Toute personne, quels que soient son âge, sa nationalité, son niveau de vie ou le lieu où elle habite, doit pouvoir, en dehors de tout procès :

  • connaître ses droits et ses obligations,
  • être informée sur les moyens de faire valoir ses droits ou d’exécuter ses obligations.

L’accès au droit vise à permettre à toute personne de connaître ses droits et ses obligations en dehors de toute procédure contentieuse et de bénéficier des moyens de les faire valoir ou de les exécuter grâce à l’intervention de professionnels habilités ou d’associations spécialisées.

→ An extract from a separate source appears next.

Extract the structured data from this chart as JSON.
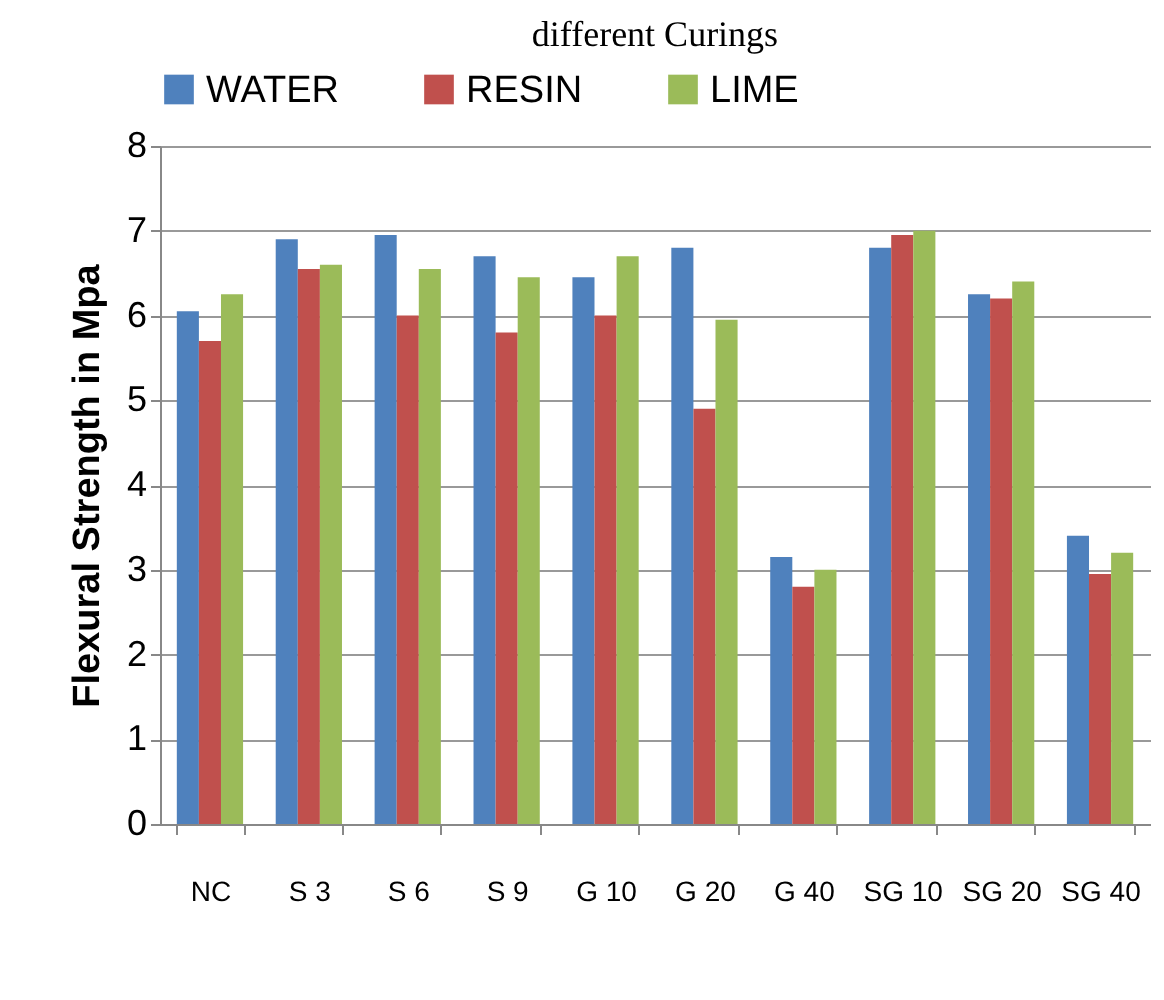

L’aide à l’accès au droit, définie dans la loi du 18 décembre 1998, consiste à offrir, dans des lieux accessibles à tous, des services :

  • d’information sur les droits et devoirs des personnes
  • d’orientation vers les organismes, services ou professionnels chargés d’assurer ou de faciliter l’exercice des droits : par exemple, un conciliateur de justice, un médiateur, un avocat, un notaire, un huissier de justice, la caisse d’allocations familiales, le bureau d’aide juridictionnelle…
  • d’aide pour accomplir les démarches nécessaires à l’exercice d’un droit ou l’exécution d’une obligation, par exemple pour obtenir le versement d’une allocation. Il peut s’agir d’une aide pour constituer un dossier administratif, le transmettre à l’autorité compétente, ou d’une aide à la rédaction de courriers ou à la traduction en langue française…
  • d’assistance au cours de procédures non juridictionnelles, pour permettre à une personne d’être assistée par un professionnel compétent :
    > devant certaines commissions : les commissions de retrait du permis de conduire, les commissions d’admission à l’aide sociale, les commissions de surendettement… ;
    > devant les administrations pour obtenir une décision administrative ou exercer un recours administratif
  • de consultations juridiques et d’assistance pour la rédaction ou la conclusion d’actes juridiques (par exemple, un contrat de location, un acte notarié, une demande de régularisation de titre de séjour, un PACS…) par des professionnels habilités : avocats, avoués, notaires, huissiers de justice…

Parce qu’elle permet aux personnes d’être mieux informées, d’être mieux orientées, d’être assistées dès que surgissent des difficultés juridiques et de bénéficier de la possibilité de résoudre à l’amiable les conflits, l’aide à l’accès au droit contribue à réduire les tensions sociales et les risques d’exclusion. Elle permet de prévenir les litiges.  A ce titre, elle est un facteur de cohésion sociale. L’accès au droit trouve son origine dans la loi du 10 juillet 1991. Depuis, la loi du 18 décembre 1998 relative à l’accès au droit et à la résolution amiable des conflits est venue compléter et enrichir cette notion. Elle organise les Conseils Départementaux de l’Accès au Droit.

Le Conseil est constitué sous forme d’un groupement d’intérêt public permettant d’associer des partenaires de statuts divers (personnes morales de droit public, associations…).

A ce jour, 100 CDAD ont été créés complétés par celui du Doubs et de la Haute-Loire en 2013.